The penalties for tolerating basic weaknesses in your business have grown considerably and will get worse for the lagging firms; there is a frailty about some large practices that the numbers alone do not reflect.

Nevertheless, 2010-11 was a little better than the last financial year, largely reclaiming the revenues knocked off the top 50's top line in 2009-10 and providing the best growth period for three years.

The UK's largest firms had to show they could manage in their leaner forms in this less hospitable environment without the benefit of widespread redundancies. Largely they did – and a few prospered. While it's been a year of starkly varying performance, the number of firms seeing sharp falls in revenue was well down on 2009-10, when five firms saw falls of 10% or more.

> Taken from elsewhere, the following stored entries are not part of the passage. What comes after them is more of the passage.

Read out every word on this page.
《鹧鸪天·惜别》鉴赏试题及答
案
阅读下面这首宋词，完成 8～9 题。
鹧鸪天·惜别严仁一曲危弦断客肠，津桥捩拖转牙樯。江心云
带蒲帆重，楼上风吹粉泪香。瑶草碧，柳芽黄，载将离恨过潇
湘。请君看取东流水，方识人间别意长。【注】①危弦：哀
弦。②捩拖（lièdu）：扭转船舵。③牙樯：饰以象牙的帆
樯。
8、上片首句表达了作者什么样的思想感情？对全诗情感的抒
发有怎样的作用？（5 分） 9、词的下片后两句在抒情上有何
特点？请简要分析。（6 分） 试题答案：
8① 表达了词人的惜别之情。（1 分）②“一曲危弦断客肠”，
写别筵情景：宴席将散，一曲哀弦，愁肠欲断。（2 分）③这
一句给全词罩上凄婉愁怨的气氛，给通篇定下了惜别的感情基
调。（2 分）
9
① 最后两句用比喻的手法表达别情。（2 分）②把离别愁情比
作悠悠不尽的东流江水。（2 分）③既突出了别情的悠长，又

At the top end, the magic circle had a respectable but unspectacular year. On one hand you have to give London's elite credit for avoiding the plunging profits they saw during the early-noughties gloom. On the other, the group will have to get on the front foot fairly soon as they have lost a little competitive ground to their most dangerous US rivals over the last three years (even though the much-predicted litigation and restructuring boom in the US failed to materialise). They've had a decent war but will need to have a plan not only to survive but to thrive in these market conditions.

Which brings us to the debate about whether the group's lockstep-driven partner compensation model can survive the triple whammy of depressed transactional markets, the strain of global expansion and the threat of predatory US recruitment from their senior ranks. Current form suggests not.

One answer to that question could come from the fortunes of firms like Hogan Lovells, DLA Piper and Norton Rose that are now operating different but globally credible models. The omens, particularly in the case of Hogan Lovells, look reasonable, but it's still very early days.

For those operating in this climate without such scale, consolidation will be in the air. That's the most over-used prediction in the legal industry, but this time I sense something in the profession is shifting. As a hard-growth market batters the old order, something new is slowly emerging.